How To Properly Launch An Employee Advocacy Program

Too often, traditional thinking marketers believe that owned or paid media is the only way to scale a consistent message. But that’s not true! In fact, tapping into employees as advocates not only provides a vastly increased reach, but also taps into the passions, excitement and loyalty of your employees.


We work with companies in all stages to roll out employee advocacy programs that have scaled into the 1000s of employees. By launching with the right technology, the right training, and also a library of pre-approved content we helped our partner obliterate all other lead sources customer acquisition channels.


Our process model ensures for maximum adoption, participation and success. Here are a few steps to success we’ve documented when rolling out a successful employee advocacy program.


  1. Plan – Understand how things will go is vital. What people or departments will you need to engage in order to get maximum uptick? How will you engage and communicate the program to the employees. Who will you choose as your pilot group? Ask yourself these questions before roll out.

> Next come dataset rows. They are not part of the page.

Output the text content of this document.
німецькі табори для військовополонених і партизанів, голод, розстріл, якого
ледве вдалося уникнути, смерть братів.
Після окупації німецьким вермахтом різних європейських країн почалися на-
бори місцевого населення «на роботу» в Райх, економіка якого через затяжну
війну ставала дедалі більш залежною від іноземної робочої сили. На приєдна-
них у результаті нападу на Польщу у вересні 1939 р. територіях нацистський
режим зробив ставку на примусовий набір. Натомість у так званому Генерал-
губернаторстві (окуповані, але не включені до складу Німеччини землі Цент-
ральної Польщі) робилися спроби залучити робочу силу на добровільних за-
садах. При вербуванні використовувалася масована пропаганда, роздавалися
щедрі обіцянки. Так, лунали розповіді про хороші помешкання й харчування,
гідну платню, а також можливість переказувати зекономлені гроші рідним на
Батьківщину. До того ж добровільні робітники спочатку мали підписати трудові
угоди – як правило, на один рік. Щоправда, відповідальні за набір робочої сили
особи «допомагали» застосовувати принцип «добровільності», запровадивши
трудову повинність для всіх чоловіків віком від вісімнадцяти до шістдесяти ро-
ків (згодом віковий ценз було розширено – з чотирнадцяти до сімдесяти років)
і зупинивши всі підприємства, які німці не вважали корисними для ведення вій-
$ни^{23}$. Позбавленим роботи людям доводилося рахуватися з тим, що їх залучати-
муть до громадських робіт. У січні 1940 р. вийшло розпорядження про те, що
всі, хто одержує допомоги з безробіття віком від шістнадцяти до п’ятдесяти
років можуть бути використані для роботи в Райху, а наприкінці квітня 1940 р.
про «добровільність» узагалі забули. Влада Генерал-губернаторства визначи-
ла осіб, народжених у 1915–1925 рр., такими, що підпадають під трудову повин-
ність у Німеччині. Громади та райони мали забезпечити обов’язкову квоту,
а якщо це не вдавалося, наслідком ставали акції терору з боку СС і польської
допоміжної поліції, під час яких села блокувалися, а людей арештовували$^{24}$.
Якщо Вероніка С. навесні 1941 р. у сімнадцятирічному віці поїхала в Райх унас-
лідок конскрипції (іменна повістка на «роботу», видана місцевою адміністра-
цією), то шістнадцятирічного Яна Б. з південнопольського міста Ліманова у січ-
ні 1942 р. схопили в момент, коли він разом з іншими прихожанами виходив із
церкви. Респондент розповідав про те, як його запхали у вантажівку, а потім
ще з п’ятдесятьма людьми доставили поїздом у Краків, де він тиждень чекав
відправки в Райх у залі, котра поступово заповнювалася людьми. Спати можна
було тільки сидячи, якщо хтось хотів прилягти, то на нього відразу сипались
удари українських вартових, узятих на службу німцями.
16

  2. Pilot – When launching your pilot, begin with a small group so that you can measure and optimize accordingly before scale. We recommend finding the first 25, 50 or 100 employees who participate being social active already as well as having some influence amongst their peers in the organization. Once you have the recipe for success, it’s time to scale to other groups. Divisions who have customer facing employees tend to be a good choice for the second group. Consider Sales, Marketing, Support, HR all great choices stage 2 rollout.

  3. Train – Your advocacy program should seek to consistently improve. Basic social media and policy training will be needed when folks enter into the program but should have consistent training. Once they’re onboarded consider how to train them on adding context to messaging so that your company isn’t just an echo-chamber. Then consider training then on how to engage and respond to potential customers who will respond to their posts.

  4. Organize – As the program scales you want to avoid becoming spammers putting out the same message across the board at the same time. This means that content should be organized and delivered properly to each group. Sales people should get content that influences buyers while folks in HR might be posting about company culture and career opportunities. Figure out how your organization can organize content for maximum results.

  5. Govern – Ensure that you have oversight into the program. For example, our technology tells you if participation drops below a certain threshold, or when a particular division has dropped off, or who’s team’s content is performing best/worst. Closely tracking this will allow you to spot early stage problems and provide the proper training or assistance to improve.